A total of 36 birds (33.33%) hosted ticks, with 91 individual ticks belonging to 6 species (Haemaphysalis concinna, Haemaphysalis parva, Haemaphysalis punctata, Hyalomma marginatum, Ixodes arboricola, and Ixodes ricinus) being collected (Table 1). Each corvid species hosted five tick species, with no significant differences detected between the individual prevalences.

Six ticks (6.6%) were positive for Rickettsia spp. and the sequence analysis showed 100% similarity (one sample) with Rickettsia helvetica (Accession No. KJ577821.1) and 99% similarity (five samples) with Rickettsia monacensis (Accession No. KU728666.1). Positive ticks were collected from both host species and were belonging to Hae. concinna (n = 1, prevalence 11.1%), Hae. punctata (n = 3, 10%), and I. ricinus (n = 2, 7.4%, Table 1). In addition, a total of five individual ticks belonging to two tick species (Hae. concinna n = 1, 11.1%; I. ricinus n = 4, 14.9%) tested positive for A. phagocytophilum (collected from one rook). The analysis of tissue samples (heart, n = 108) resulted in two jackdaws (3.9%) testing positive for R. monacensis and one rook being positive for A. phagocytophilum DNA (1.7%). All R. monacensis sequences amplified were identical to each other.

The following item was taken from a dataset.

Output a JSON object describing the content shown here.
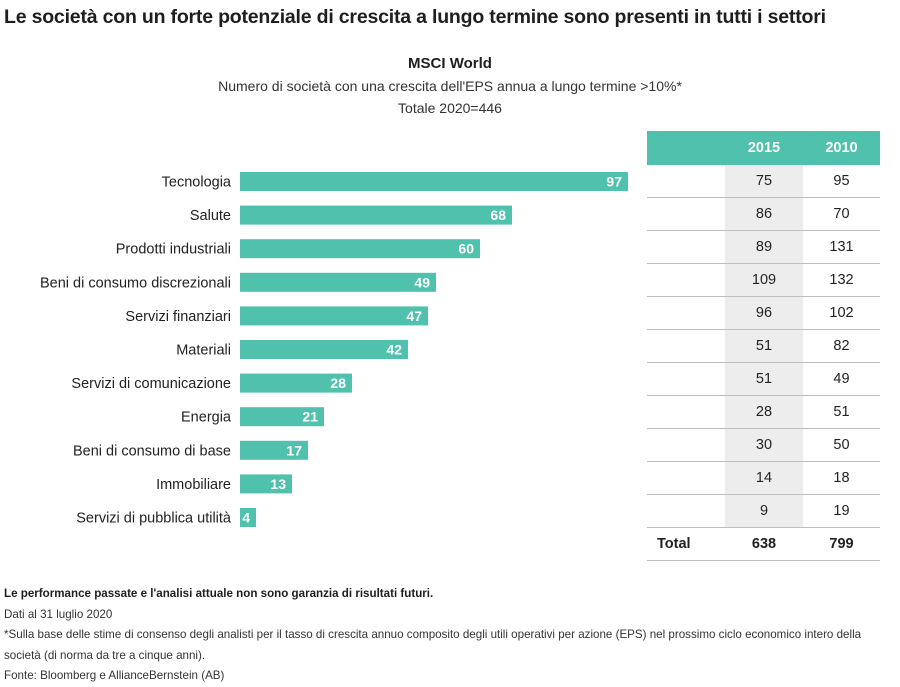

All recorded pathogens are known agents causing clinical cases, which show an emerging pattern all over Europe. Although there is no record of human clinical cases because of either of these pathogens in Romania, recently in Bucharest several patients were interned with symptoms of SENLAT syndrome caused by other Rickettsia spp. because of tick bites (Zaharia et al. 2016).

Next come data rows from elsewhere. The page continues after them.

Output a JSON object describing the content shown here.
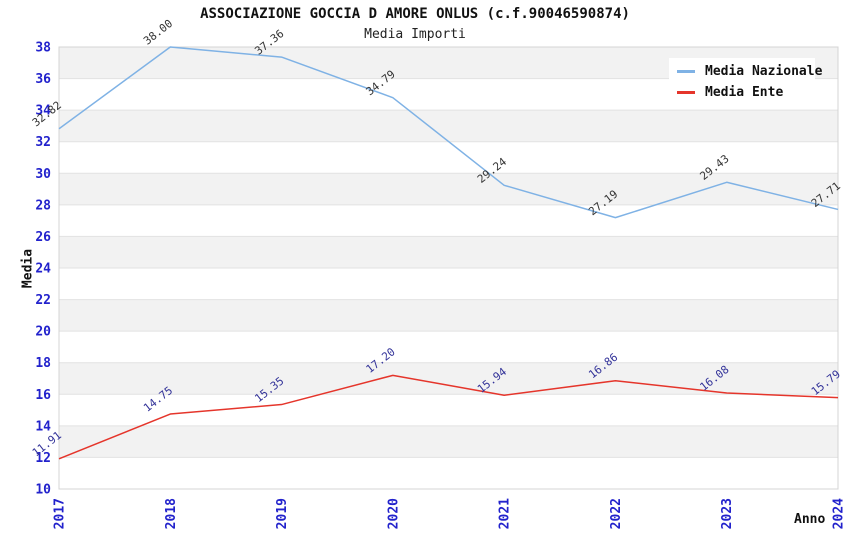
{
  "header": {
    "title": "ASSOCIAZIONE GOCCIA D AMORE ONLUS (c.f.90046590874)",
    "subtitle": "Media Importi"
  },
  "axes": {
    "y_title": "Media",
    "x_title": "Anno"
  },
  "legend": {
    "items": [
      {
        "label": "Media Nazionale",
        "color": "#7fb2e5"
      },
      {
        "label": "Media Ente",
        "color": "#e5352b"
      }
    ]
  },
  "chart_data": {
    "type": "line",
    "title": "ASSOCIAZIONE GOCCIA D AMORE ONLUS (c.f.90046590874)",
    "subtitle": "Media Importi",
    "xlabel": "Anno",
    "ylabel": "Media",
    "categories": [
      "2017",
      "2018",
      "2019",
      "2020",
      "2021",
      "2022",
      "2023",
      "2024"
    ],
    "series": [
      {
        "name": "Media Nazionale",
        "color": "#7fb2e5",
        "label_color": "#333333",
        "values": [
          32.82,
          38.0,
          37.36,
          34.79,
          29.24,
          27.19,
          29.43,
          27.71
        ]
      },
      {
        "name": "Media Ente",
        "color": "#e5352b",
        "label_color": "#333399",
        "values": [
          11.91,
          14.75,
          15.35,
          17.2,
          15.94,
          16.86,
          16.08,
          15.79
        ]
      }
    ],
    "ylim": [
      10,
      38
    ],
    "ytick_step": 2,
    "y_ticks": [
      10,
      12,
      14,
      16,
      18,
      20,
      22,
      24,
      26,
      28,
      30,
      32,
      34,
      36,
      38
    ],
    "grid": "horizontal-bands",
    "band_color": "#f2f2f2",
    "gridline_color": "#e2e2e2",
    "border_color": "#d4d4d4",
    "axis_tick_color": "#2222cc",
    "legend_position": "top-right",
    "data_labels": true
  }
}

Crows were listed as important in the maintenance and dispersion of a number of viral, bacterial, and parasitic diseases; however, they are rarely treated as important hosts of ticks and/or tick-borne diseases (Delgado-V and French 2012). The high prevalence and tick diversity found on urban corvids are most likely caused by the host species' extensive foraging forays and colonial nesting habits (Cramp and Perrins 1994). Although even synanthropic birds regularly host ticks (Hornok et al. 2013) and urban parks may harbor large number of ticks and pathogens vectored by these (Corrain et al. 2012), this is the first study to report such a high parasite diversity. All but one (I. arboricola) detected species are listed among human parasites, with four (Hae. concinna, Hae. punctata, Hy. marginatum, and I. ricinus) known to regularly occur in most development stages on humans (Estrada-Peña and Jongejan 1999).

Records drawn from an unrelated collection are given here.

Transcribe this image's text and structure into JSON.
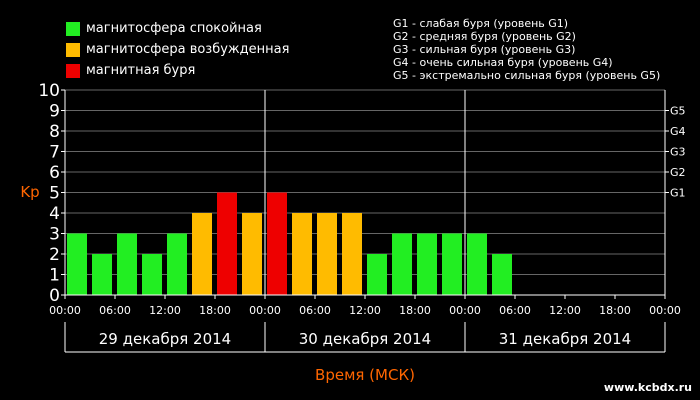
{
  "legend": {
    "items": [
      {
        "label": "магнитосфера спокойная",
        "color": "#22ee22"
      },
      {
        "label": "магнитосфера возбужденная",
        "color": "#ffbb00"
      },
      {
        "label": "магнитная буря",
        "color": "#ee0000"
      }
    ]
  },
  "glevels": [
    "G1 - слабая буря (уровень G1)",
    "G2 - средняя буря (уровень G2)",
    "G3 - сильная буря (уровень G3)",
    "G4 - очень сильная буря (уровень G4)",
    "G5 - экстремально сильная буря (уровень G5)"
  ],
  "site": "www.kcbdx.ru",
  "chart_data": {
    "type": "bar",
    "ylabel": "Kp",
    "xlabel": "Время (МСК)",
    "ylim": [
      0,
      10
    ],
    "yticks": [
      0,
      1,
      2,
      3,
      4,
      5,
      6,
      7,
      8,
      9,
      10
    ],
    "right_ticks": [
      {
        "value": 5,
        "label": "G1"
      },
      {
        "value": 6,
        "label": "G2"
      },
      {
        "value": 7,
        "label": "G3"
      },
      {
        "value": 8,
        "label": "G4"
      },
      {
        "value": 9,
        "label": "G5"
      }
    ],
    "xtick_labels": [
      "00:00",
      "06:00",
      "12:00",
      "18:00",
      "00:00",
      "06:00",
      "12:00",
      "18:00",
      "00:00",
      "06:00",
      "12:00",
      "18:00",
      "00:00"
    ],
    "days": [
      "29 декабря 2014",
      "30 декабря 2014",
      "31 декабря 2014"
    ],
    "values": [
      3,
      2,
      3,
      2,
      3,
      4,
      5,
      4,
      5,
      4,
      4,
      4,
      2,
      3,
      3,
      3,
      3,
      2
    ],
    "bar_colors": [
      "#22ee22",
      "#22ee22",
      "#22ee22",
      "#22ee22",
      "#22ee22",
      "#ffbb00",
      "#ee0000",
      "#ffbb00",
      "#ee0000",
      "#ffbb00",
      "#ffbb00",
      "#ffbb00",
      "#22ee22",
      "#22ee22",
      "#22ee22",
      "#22ee22",
      "#22ee22",
      "#22ee22"
    ],
    "colors": {
      "axis": "#ffffff",
      "grid": "#666666",
      "accent": "#ff6600"
    }
  }
}
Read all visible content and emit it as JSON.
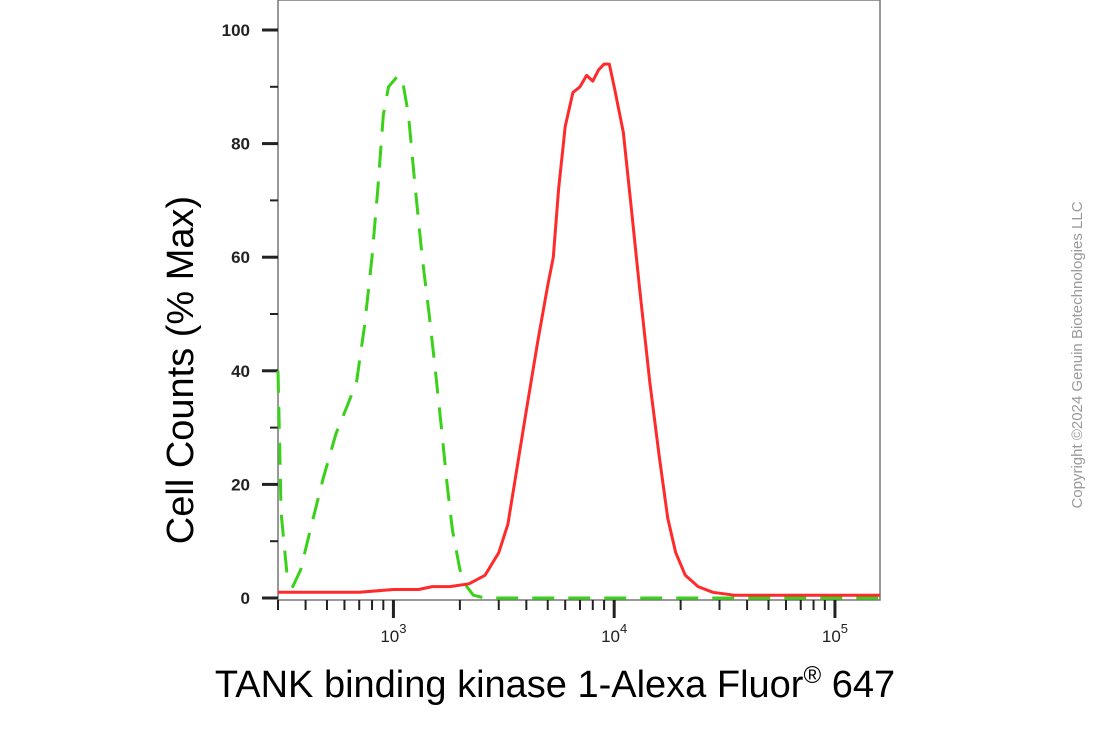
{
  "chart_data": {
    "type": "line",
    "title": "",
    "xlabel": "TANK binding kinase 1-Alexa Fluor",
    "xlabel_superscript": "®",
    "xlabel_suffix": " 647",
    "ylabel": "Cell Counts (% Max)",
    "x_scale": "log",
    "xlim": [
      300,
      160000
    ],
    "ylim": [
      0,
      100
    ],
    "x_ticks": [
      {
        "value": 1000,
        "base": "10",
        "exp": "3"
      },
      {
        "value": 10000,
        "base": "10",
        "exp": "4"
      },
      {
        "value": 100000,
        "base": "10",
        "exp": "5"
      }
    ],
    "y_ticks": [
      "0",
      "20",
      "40",
      "60",
      "80",
      "100"
    ],
    "grid": false,
    "legend": "none",
    "series": [
      {
        "color": "#3ad11a",
        "style": "dashed",
        "points": [
          [
            300,
            40
          ],
          [
            310,
            15
          ],
          [
            330,
            4
          ],
          [
            350,
            2
          ],
          [
            380,
            5
          ],
          [
            420,
            12
          ],
          [
            480,
            21
          ],
          [
            550,
            29
          ],
          [
            620,
            34
          ],
          [
            680,
            38
          ],
          [
            740,
            48
          ],
          [
            800,
            60
          ],
          [
            850,
            72
          ],
          [
            900,
            85
          ],
          [
            950,
            90
          ],
          [
            1000,
            91
          ],
          [
            1050,
            92
          ],
          [
            1100,
            91
          ],
          [
            1170,
            85
          ],
          [
            1250,
            73
          ],
          [
            1350,
            60
          ],
          [
            1450,
            50
          ],
          [
            1550,
            40
          ],
          [
            1650,
            30
          ],
          [
            1750,
            20
          ],
          [
            1850,
            12
          ],
          [
            2000,
            5
          ],
          [
            2150,
            2
          ],
          [
            2300,
            0.5
          ],
          [
            2600,
            0
          ],
          [
            160000,
            0
          ]
        ]
      },
      {
        "color": "#ff2a2a",
        "style": "solid",
        "points": [
          [
            300,
            1
          ],
          [
            500,
            1
          ],
          [
            700,
            1
          ],
          [
            1000,
            1.5
          ],
          [
            1300,
            1.5
          ],
          [
            1500,
            2
          ],
          [
            1800,
            2
          ],
          [
            2200,
            2.5
          ],
          [
            2600,
            4
          ],
          [
            3000,
            8
          ],
          [
            3300,
            13
          ],
          [
            3600,
            22
          ],
          [
            4000,
            33
          ],
          [
            4500,
            45
          ],
          [
            5000,
            55
          ],
          [
            5300,
            60
          ],
          [
            5600,
            72
          ],
          [
            6000,
            83
          ],
          [
            6500,
            89
          ],
          [
            7000,
            90
          ],
          [
            7500,
            92
          ],
          [
            8000,
            91
          ],
          [
            8500,
            93
          ],
          [
            9000,
            94
          ],
          [
            9500,
            94
          ],
          [
            10000,
            90
          ],
          [
            11000,
            82
          ],
          [
            12000,
            68
          ],
          [
            13000,
            55
          ],
          [
            14500,
            38
          ],
          [
            16000,
            25
          ],
          [
            17500,
            14
          ],
          [
            19000,
            8
          ],
          [
            21000,
            4
          ],
          [
            24000,
            2
          ],
          [
            28000,
            1
          ],
          [
            35000,
            0.5
          ],
          [
            50000,
            0.5
          ],
          [
            80000,
            0.5
          ],
          [
            160000,
            0.5
          ]
        ]
      }
    ]
  },
  "copyright": "Copyright ©2024 Genuin Biotechnologies LLC"
}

The diverse range of ticks and the high prevalence of their occurrence in urban breeding corvids highlight the importance of these bird populations as tick hosts and raise concern about their potential risk to human health. Most ticks encountered were of subadult stages (94.5%) and belong to questing species. Such ticks in their later stages of development (after engorgement and molting) may easily pass to people visiting public parks. Moreover, the presence of emerging zoonotic pathogens in these ticks may pose high risks to public health even in highly urbanized areas.